Closed dimitar-petrov closed 5 months ago
Hi @dimitar-petrov
Many thanks for the report.
We have a k-merge algorithm under the hood in the Rust backend session which should ensure non-decreasing timestamps as it reads from multiple parquet sources.
It's possible that this is a timestamping issue with the logging and not the data, are you able to log the actual ts_init
of the data, or add an assertion in your strategy to check that data isn't being received out of order?
Also, we generally only investigate bug reports on the latest stable version which is currently 1.188.0, and I notice you're back on what looks like 1.175.0 (and there have been a tonne of fixes, especially in the last release).
Hi @cjdsellers,
It's possible that this is a timestamping issue with the logging and not the data, are you able to log the actual
ts_init
of the data, or add an assertion in your strategy to check that data isn't being received out of order?
I am logging the ts_init actually but you are correct that logging can still print out of order. Will do the assertion in the strategy, that sounds like a great idea.
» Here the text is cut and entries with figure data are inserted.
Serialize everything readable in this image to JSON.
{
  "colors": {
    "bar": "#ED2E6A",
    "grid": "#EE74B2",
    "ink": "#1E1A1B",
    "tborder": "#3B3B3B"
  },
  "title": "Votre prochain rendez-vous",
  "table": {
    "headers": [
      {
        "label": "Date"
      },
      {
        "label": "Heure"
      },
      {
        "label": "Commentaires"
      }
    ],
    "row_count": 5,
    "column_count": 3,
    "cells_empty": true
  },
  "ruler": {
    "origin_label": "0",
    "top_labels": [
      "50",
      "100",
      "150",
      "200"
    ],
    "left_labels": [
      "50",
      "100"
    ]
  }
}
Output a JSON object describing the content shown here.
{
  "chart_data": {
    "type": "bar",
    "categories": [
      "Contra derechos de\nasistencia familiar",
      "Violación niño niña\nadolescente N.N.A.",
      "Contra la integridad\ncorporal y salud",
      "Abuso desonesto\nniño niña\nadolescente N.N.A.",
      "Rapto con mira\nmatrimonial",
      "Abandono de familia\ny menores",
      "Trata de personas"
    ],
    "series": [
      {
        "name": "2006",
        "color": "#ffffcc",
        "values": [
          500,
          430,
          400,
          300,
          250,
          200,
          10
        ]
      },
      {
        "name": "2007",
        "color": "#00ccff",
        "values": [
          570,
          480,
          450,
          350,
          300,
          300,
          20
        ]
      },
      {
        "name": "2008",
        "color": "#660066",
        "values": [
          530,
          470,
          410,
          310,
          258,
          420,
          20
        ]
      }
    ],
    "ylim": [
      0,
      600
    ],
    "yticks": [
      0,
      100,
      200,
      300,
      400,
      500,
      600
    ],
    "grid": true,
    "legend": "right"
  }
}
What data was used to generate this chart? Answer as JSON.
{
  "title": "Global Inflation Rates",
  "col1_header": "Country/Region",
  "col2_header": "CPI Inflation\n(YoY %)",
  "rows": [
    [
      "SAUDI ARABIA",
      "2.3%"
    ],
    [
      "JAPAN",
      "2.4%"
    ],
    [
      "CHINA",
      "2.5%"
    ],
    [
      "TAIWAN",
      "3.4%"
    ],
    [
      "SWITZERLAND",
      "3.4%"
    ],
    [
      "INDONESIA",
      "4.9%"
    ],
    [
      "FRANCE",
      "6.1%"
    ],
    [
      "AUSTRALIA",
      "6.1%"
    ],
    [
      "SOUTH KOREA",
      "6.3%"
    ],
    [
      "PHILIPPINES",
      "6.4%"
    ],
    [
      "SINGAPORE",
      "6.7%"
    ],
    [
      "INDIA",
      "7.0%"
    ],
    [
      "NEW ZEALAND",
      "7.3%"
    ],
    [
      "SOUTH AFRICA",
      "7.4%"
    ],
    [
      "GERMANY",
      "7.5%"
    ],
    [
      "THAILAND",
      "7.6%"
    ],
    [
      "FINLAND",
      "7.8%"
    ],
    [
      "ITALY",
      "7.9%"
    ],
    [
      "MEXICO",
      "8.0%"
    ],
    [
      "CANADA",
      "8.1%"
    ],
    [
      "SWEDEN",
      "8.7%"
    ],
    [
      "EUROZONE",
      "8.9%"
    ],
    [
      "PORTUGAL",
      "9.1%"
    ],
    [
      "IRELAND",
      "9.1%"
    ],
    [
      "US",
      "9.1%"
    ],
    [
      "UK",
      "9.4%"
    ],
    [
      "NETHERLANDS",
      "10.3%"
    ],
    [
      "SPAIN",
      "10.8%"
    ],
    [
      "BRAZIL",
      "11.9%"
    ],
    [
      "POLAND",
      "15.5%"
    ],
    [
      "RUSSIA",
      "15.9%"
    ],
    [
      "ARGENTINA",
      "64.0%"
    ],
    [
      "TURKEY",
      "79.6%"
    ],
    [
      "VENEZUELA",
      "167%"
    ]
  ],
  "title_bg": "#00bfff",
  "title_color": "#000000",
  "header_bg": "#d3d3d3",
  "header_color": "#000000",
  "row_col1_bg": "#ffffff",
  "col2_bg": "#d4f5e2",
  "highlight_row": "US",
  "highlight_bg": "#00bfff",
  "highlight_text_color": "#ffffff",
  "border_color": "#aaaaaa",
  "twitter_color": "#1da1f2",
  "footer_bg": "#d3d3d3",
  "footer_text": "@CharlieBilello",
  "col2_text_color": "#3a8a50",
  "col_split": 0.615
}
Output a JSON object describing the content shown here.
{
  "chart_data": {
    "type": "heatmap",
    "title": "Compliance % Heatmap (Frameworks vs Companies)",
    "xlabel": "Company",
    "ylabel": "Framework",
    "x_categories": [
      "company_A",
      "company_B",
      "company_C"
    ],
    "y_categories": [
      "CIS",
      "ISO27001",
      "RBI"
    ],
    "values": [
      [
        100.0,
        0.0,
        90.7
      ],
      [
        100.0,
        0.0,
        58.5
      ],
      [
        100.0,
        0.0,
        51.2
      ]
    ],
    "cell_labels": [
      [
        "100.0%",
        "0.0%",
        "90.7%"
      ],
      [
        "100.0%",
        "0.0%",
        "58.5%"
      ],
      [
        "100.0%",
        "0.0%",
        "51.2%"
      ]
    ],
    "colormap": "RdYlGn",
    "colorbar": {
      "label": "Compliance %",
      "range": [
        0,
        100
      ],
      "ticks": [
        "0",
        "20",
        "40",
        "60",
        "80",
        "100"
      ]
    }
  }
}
Also, we generally only investigate bug reports on the latest stable version which is currently 1.188.0, and I notice you're back on what looks like 1.175.0 (and there have been a tonne of fixes, especially in the last release).
Will test on the latest stable and update.
Thanks for the quick response.
@cjdsellers,
I have pulled the latest stable but the issue persist in my env.
Took the recommended route to assert ts_init
in the strategy.
Received Events Out Of Order:
defaultdict(<class 'int'>, {'OrderBookDeltas': 1420567, 'TradeTick': 18963, 'QuoteTick': 111175})
Received Events Out Of Order: defaultdict(<class 'int'>, {})
To me looks like k-merge algo does not work as expected but I am open to any recommendations to check in my env.
Please take a look at the patch of node.py
I have shared above and look at just the first two batches of data:
I am logging the data stats that is comming from k-merge in rust with [Data Chunk] Stats
marker.
Each chunk is grouped by datatype and max and min timestamp are printed before data is passed to the backtest engine.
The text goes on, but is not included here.